Mais le prix d'un million de dollars est encore hors de portée. Si l'on peut montrer que la conjecture BSD tient effectivement sous certaines conditions, il existe des cas que personne ne sait actuellement résoudre. «Nous ne le savons pas non plus», déclare Sarah Zerbes. «De plus, ce que nous avons prouvé n'est pas une partie de la conjecture originale, mais une partie d'une généralisation; il y a d'autres parties qui nécessiteraient une idée complètement nouvelle.» Le prix n'est donc pas ce qui motive leurs recherches. «C'est le problème lui-même qui est si fascinant», dit Sarah Zerbes: «sa profondeur, la complexité des arguments qui pourraient permettre de progresser, et la chance qu'il faut avoir pour progresser.»

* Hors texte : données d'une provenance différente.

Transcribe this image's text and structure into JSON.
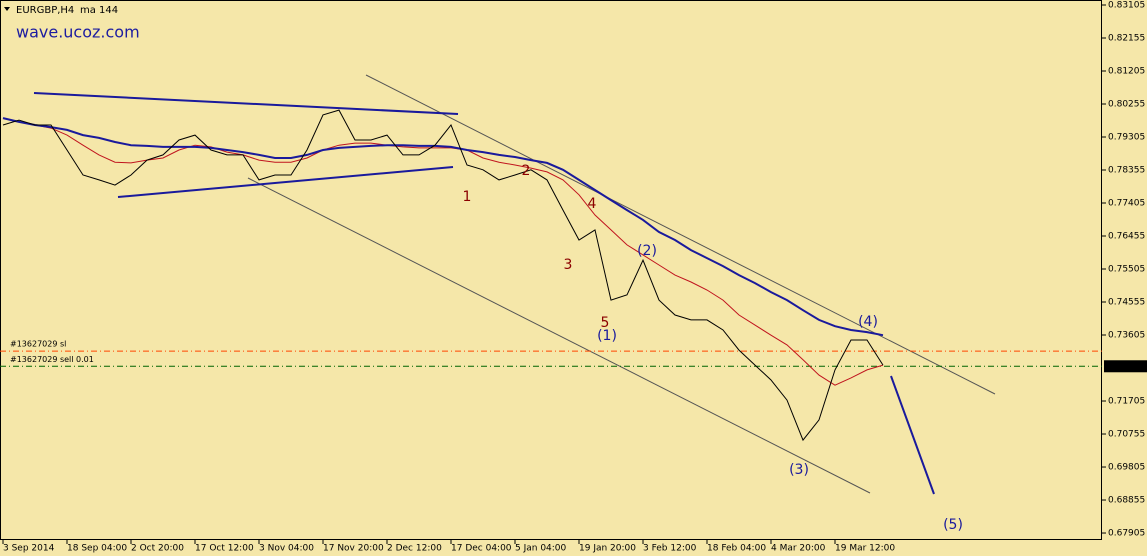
{
  "chart_data": {
    "type": "line",
    "title": "EURGBP,H4",
    "indicator": "ma 144",
    "watermark": "wave.ucoz.com",
    "xlim": [
      -0.1875,
      68.6875
    ],
    "xticks": [
      {
        "value": 0,
        "label": "3 Sep 2014"
      },
      {
        "value": 4,
        "label": "18 Sep 04:00"
      },
      {
        "value": 8,
        "label": "2 Oct 20:00"
      },
      {
        "value": 12,
        "label": "17 Oct 12:00"
      },
      {
        "value": 16,
        "label": "3 Nov 04:00"
      },
      {
        "value": 20,
        "label": "17 Nov 20:00"
      },
      {
        "value": 24,
        "label": "2 Dec 12:00"
      },
      {
        "value": 28,
        "label": "17 Dec 04:00"
      },
      {
        "value": 32,
        "label": "5 Jan 04:00"
      },
      {
        "value": 36,
        "label": "19 Jan 20:00"
      },
      {
        "value": 40,
        "label": "3 Feb 12:00"
      },
      {
        "value": 44,
        "label": "18 Feb 04:00"
      },
      {
        "value": 48,
        "label": "4 Mar 20:00"
      },
      {
        "value": 52,
        "label": "19 Mar 12:00"
      }
    ],
    "ylim": [
      0.67704,
      0.83249
    ],
    "yticks": [
      0.83105,
      0.82155,
      0.81205,
      0.80255,
      0.79305,
      0.78355,
      0.77405,
      0.76455,
      0.75505,
      0.74555,
      0.73605,
      0.71705,
      0.70755,
      0.69805,
      0.68855,
      0.67905
    ],
    "current_price": 0.72705,
    "grid": false,
    "series": [
      {
        "name": "EURGBP",
        "color": "#000000",
        "values": [
          0.7965,
          0.7979,
          0.7965,
          0.7965,
          0.7893,
          0.7821,
          0.7807,
          0.7792,
          0.7821,
          0.7864,
          0.7879,
          0.7922,
          0.7936,
          0.7893,
          0.7879,
          0.7879,
          0.7807,
          0.7821,
          0.7821,
          0.7893,
          0.7994,
          0.8008,
          0.7922,
          0.7922,
          0.7936,
          0.7879,
          0.7879,
          0.7907,
          0.7965,
          0.785,
          0.7836,
          0.7807,
          0.7821,
          0.7836,
          0.7807,
          0.772,
          0.7634,
          0.7663,
          0.7461,
          0.7476,
          0.7576,
          0.7461,
          0.7418,
          0.7404,
          0.7404,
          0.7375,
          0.7317,
          0.7274,
          0.7231,
          0.7173,
          0.7058,
          0.7116,
          0.726,
          0.7346,
          0.7346,
          0.7274
        ]
      },
      {
        "name": "ma 144",
        "color": "#1a1a9c",
        "values": [
          0.7985,
          0.7974,
          0.7965,
          0.7959,
          0.7951,
          0.7936,
          0.7928,
          0.7916,
          0.7907,
          0.7905,
          0.7902,
          0.7902,
          0.7902,
          0.7899,
          0.7893,
          0.7887,
          0.7879,
          0.787,
          0.787,
          0.7879,
          0.7893,
          0.7899,
          0.7902,
          0.7905,
          0.7907,
          0.7907,
          0.7905,
          0.7905,
          0.7902,
          0.7893,
          0.7887,
          0.7879,
          0.7873,
          0.7864,
          0.7856,
          0.7836,
          0.7807,
          0.7778,
          0.7749,
          0.772,
          0.7692,
          0.7657,
          0.7634,
          0.7605,
          0.7582,
          0.7559,
          0.7533,
          0.751,
          0.7484,
          0.7461,
          0.7432,
          0.7404,
          0.7386,
          0.7375,
          0.7369,
          0.736
        ]
      },
      {
        "name": "ma",
        "color": "#c0141e",
        "values": [
          0.7985,
          0.7974,
          0.7965,
          0.7956,
          0.7936,
          0.7907,
          0.7879,
          0.7858,
          0.7856,
          0.7864,
          0.787,
          0.7893,
          0.7907,
          0.7902,
          0.7887,
          0.7879,
          0.7864,
          0.7858,
          0.7858,
          0.787,
          0.7893,
          0.7907,
          0.7913,
          0.7913,
          0.7907,
          0.7902,
          0.7899,
          0.7899,
          0.7899,
          0.7893,
          0.787,
          0.7858,
          0.785,
          0.7841,
          0.783,
          0.7807,
          0.7764,
          0.7706,
          0.7663,
          0.762,
          0.7591,
          0.7562,
          0.7533,
          0.7513,
          0.749,
          0.7461,
          0.7418,
          0.7389,
          0.736,
          0.7332,
          0.7289,
          0.7245,
          0.7216,
          0.7237,
          0.726,
          0.7274
        ]
      }
    ],
    "orders": [
      {
        "label": "#13627029 sl",
        "price": 0.7314,
        "color": "#ff4500"
      },
      {
        "label": "#13627029 sell 0.01",
        "price": 0.72705,
        "color": "#006400"
      }
    ],
    "annotations": [
      {
        "text": "1",
        "color": "#8b0000"
      },
      {
        "text": "2",
        "color": "#8b0000"
      },
      {
        "text": "3",
        "color": "#8b0000"
      },
      {
        "text": "4",
        "color": "#8b0000"
      },
      {
        "text": "5",
        "color": "#8b0000"
      },
      {
        "text": "(1)",
        "color": "#1a1a9c"
      },
      {
        "text": "(2)",
        "color": "#1a1a9c"
      },
      {
        "text": "(3)",
        "color": "#1a1a9c"
      },
      {
        "text": "(4)",
        "color": "#1a1a9c"
      },
      {
        "text": "(5)",
        "color": "#1a1a9c"
      }
    ]
  }
}
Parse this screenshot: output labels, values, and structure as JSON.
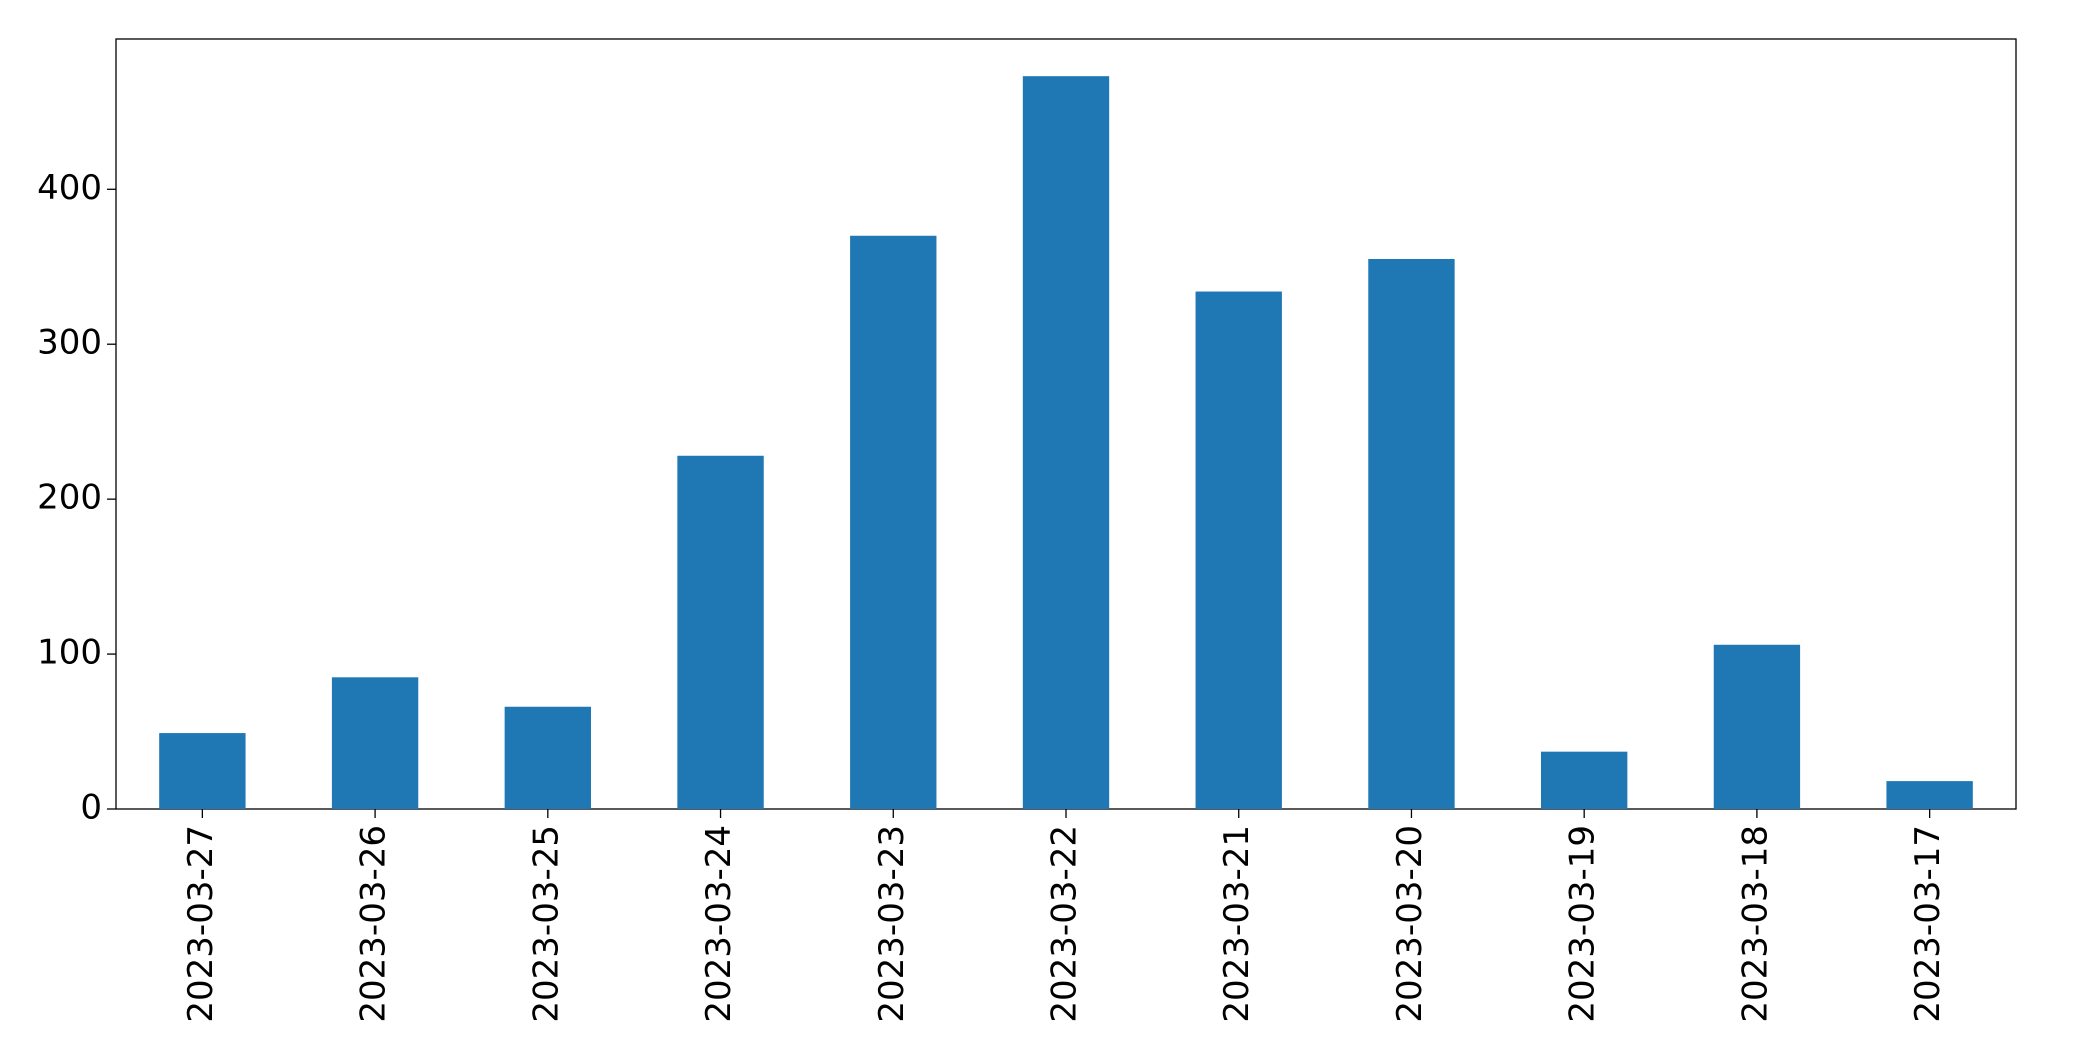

En tant que théoricienne des nombres, elle se sent également liée à des générations de mathématiciennes et mathématiciens. «En Grèce antique, il y a 2'000 ans, on étudiait déjà certains des problèmes sur lesquels mes collègues et moi-même travaillons aujourd'hui», explique Sarah Zerbes. La théorie des nombres est l'une des plus anciennes branches des mathématiques. Elle traite principalement d'équations telles que le célèbre théorème de Pythagore: x2+y2=z2. Elle demande si l'on peut trouver des solutions entières ou rationnelles à ces équations. Dans le cas de Pythagore, on sait qu'il existe une infinité de nombres rationnels qui résolvent l'équation et qu'ils décrivent des triangles droits dont les côtés sont de longueur x, y et z. Des équations plus compliquées ont occupé les mathématiciennes et mathématiciens pendant des siècles et ont conduit au développement d'autres sujets, tels que la conjecture BSD.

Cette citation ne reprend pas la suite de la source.